Dell Inspiron 7373 review: Good value in a compact package

The 13-inch Dell Inspiron 7373 offers a robust package with plenty of versatility

March 12, 2018 03:41 pm | Updated March 13, 2018 11:33 am IST

Special Arrangement

Special Arrangement

As the devices in our pockets have become capable of doing more, larger portable devices have been struggling to stay relevant. The tablet was easily cannibalised by the smaller smartphone, and even powerful laptops are now finding it hard to justify their existence. Like ageing movie stars, they need to up their game, or perish.

Manufacturers are trying different approaches to keep larger portable workstations in the limelight. Some have started to focus on Chromebooks, marrying the practicality of the laptop form factor with the convenience of smartphone applications. Others are updating their entire line-up to focus on customers with particular use cases.

Dell seems to fall in the latter. The company has updated its bread-and-butter Inspiron 15 models with snazzier looks and serious gaming chops to cater to the last bastion of laptop users — backpack-toting, RPG-playing college-goers. With the smaller 13-inch models, the focus is more on productivity on the go. How well does this approach work for the small Inspirons, as Chromebooks and Microsoft’s Surface line-up take up arms against it?

With its 13.3-inch, 1080p touchscreen display, and a 360-degree hinge that allows it to be used in multiple orientations, the Inspiron 13 7373 2-in-1 is available with Intel’s 8th-generation Core i5 and i7 chips. We tried out the higher-spec i7 variant.

Let’s talk looks

On the design front, the Inspiron is a looker. Unlike the bigger, gaming-focused brother with red accents, this one is business-like, blending grey tones that look equally at home on your couch or the boardroom table.

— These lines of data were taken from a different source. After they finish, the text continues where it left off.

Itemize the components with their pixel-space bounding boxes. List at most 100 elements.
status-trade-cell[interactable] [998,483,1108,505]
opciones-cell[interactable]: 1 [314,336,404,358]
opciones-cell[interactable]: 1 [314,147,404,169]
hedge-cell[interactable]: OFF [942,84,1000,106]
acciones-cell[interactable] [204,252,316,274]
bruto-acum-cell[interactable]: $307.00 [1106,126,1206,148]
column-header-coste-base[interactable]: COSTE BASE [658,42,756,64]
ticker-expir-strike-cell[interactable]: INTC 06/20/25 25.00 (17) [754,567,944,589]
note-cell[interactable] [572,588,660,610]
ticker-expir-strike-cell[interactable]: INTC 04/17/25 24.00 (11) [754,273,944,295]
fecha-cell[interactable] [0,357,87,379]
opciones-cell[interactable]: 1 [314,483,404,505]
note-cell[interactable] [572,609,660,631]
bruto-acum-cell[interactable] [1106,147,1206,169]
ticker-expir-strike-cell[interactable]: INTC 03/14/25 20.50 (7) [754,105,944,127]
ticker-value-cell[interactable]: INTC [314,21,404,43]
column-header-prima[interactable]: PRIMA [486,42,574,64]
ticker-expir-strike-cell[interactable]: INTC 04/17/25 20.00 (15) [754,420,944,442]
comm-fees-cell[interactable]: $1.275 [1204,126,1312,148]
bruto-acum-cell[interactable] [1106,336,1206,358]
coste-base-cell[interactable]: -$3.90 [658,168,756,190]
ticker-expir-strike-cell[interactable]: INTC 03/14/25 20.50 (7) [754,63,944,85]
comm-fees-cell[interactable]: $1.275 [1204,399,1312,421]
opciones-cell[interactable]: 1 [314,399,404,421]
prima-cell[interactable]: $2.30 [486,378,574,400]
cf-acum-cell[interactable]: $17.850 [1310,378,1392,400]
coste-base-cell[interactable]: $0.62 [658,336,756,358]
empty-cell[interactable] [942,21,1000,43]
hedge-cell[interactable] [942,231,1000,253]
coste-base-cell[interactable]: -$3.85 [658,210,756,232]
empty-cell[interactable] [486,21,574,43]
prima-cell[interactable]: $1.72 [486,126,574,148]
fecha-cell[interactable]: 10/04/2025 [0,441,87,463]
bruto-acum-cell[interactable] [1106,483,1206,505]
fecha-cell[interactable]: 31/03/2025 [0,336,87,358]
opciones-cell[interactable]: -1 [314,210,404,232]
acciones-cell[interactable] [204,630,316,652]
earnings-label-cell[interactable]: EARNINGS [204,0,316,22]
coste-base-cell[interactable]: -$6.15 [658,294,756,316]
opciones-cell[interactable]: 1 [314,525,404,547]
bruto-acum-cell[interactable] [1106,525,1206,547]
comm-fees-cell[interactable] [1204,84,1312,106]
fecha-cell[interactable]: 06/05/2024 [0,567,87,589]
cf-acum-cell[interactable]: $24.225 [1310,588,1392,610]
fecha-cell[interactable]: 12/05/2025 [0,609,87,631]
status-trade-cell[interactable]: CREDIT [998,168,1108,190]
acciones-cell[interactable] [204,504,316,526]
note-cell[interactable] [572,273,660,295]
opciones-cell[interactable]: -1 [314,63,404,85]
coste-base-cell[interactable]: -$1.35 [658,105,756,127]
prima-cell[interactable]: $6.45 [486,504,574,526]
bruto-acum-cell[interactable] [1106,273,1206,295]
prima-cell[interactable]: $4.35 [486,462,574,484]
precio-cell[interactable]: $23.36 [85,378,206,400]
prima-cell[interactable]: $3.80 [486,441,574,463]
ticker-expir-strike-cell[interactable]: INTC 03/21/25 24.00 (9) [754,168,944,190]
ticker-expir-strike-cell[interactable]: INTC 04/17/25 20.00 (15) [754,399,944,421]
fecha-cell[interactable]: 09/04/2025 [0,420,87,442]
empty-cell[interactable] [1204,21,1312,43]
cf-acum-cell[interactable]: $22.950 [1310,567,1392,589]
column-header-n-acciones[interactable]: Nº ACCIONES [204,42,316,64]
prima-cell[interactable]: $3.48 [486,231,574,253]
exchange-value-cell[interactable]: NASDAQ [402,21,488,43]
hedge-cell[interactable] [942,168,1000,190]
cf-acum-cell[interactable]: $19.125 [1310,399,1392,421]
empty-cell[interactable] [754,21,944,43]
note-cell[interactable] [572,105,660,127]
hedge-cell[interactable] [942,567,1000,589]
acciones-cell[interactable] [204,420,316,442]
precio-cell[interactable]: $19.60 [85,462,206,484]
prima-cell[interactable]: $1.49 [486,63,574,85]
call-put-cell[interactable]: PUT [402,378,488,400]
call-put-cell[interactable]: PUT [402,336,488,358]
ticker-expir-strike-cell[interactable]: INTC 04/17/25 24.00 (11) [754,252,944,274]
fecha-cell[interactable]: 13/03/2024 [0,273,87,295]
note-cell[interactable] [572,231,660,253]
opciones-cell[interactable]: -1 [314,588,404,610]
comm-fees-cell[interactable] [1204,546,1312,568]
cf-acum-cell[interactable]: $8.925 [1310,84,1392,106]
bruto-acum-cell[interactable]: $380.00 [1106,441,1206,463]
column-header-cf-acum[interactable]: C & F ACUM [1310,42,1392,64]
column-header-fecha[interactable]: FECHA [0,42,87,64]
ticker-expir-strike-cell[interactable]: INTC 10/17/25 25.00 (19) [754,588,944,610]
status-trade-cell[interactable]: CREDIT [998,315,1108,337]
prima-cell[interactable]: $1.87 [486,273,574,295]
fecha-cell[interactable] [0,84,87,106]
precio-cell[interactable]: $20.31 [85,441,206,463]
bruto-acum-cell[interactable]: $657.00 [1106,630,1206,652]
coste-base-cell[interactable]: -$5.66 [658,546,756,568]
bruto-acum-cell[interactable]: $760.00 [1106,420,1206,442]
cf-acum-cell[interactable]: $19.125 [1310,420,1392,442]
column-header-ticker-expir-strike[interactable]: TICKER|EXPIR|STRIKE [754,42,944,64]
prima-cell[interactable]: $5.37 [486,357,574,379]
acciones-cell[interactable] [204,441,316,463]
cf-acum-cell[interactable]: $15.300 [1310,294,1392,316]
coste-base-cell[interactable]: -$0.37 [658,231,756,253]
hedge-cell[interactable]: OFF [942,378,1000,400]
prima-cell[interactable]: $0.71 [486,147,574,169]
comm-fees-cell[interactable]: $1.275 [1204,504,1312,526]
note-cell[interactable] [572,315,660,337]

The left side of the laptop features a 3.5mm headphone jack, USB Type-A and Type-C ports, a full-size HDMI port and a charging port. The right side gets another full-size USB port and a card reader. Dell is banking on your office or favourite café having WiFi, as there is no Ethernet jack on this one.

Special Arrangement

Special Arrangement

 

Fit and finish is good, the keyboard, which has a white backlight and a couple of illumination levels, is sturdy and does not really flex. It also offers enough key travel to make typing relatively comfortable over long durations. The trackpad is large and responsive, so you could do without an external keyboard-and-mouse combo. If you do get one, choose a wireless set to avoid using up all the ports on offer.

The screen on the Inspiron offers good colour reproduction and minimal shift when viewed at an angle. It is an IPS screen, and therefore, gets decently bright, but thankfully the brightness levels scale well enough to offer comfortable viewing, depending on ambient light.

On the inside

Powering the Inspiron is an 8th-generation Core i7 8550U processor. Unlike some of the previous generation i7 notebook chips, this one is quad-core and Turbo Boost is supported up to 4 GHz, which means this little Inspiron has comparatively good number-crunching power for a device this size, should you need to perform resource-intensive tasks.

With 16GB DDR4 RAM and upto 512GB SSD storage backing it up, performance is not lacking here, and we experienced no problems in daily usage. The laptop runs Windows 10 and gets an Infrared camera to help with Windows Hello authentication. No fingerprint sensor here though.

Versatile performer

The ace up the Inspiron’s sleeve is the 360-degree hinge, which allows it to be used in normal laptop mode, in tent or stand mode, or flipped over entirely into tablet mode. The presence of a touchscreen, and the fact that Windows is getting better at intuitively switching to tablet mode and offering more tablet-focused functionality, means that this is less of a gimmick and more of an actual use case. Touch sensitivity is quite good, and watching movies in stand or tent mode and scrolling through web pages in tablet mode are a breeze.

Special Arrangement

Special Arrangement

 

Gamers will not find much to see here, as the graphics firepower is provided by the onboard Intel UHD 620. The battery is a 3-cell 38WHr unit, which offers good standby time and great longevity, while being used for daily productivity tasks, web browsing and streaming video, thanks to the power-efficient processor.

Bottom line

The Inspiron line-up is surviving the laptop apocalypse by evolving into a smarter, focused beast, and the effort has paid off. These are not Chromebook cheap, with the i5 version costing ₹76,290 and the i7 running up to ₹96,190. However, it does stack up well against competitors like the Lenovo Yoga 720, and offers very few downsides for the price it asks.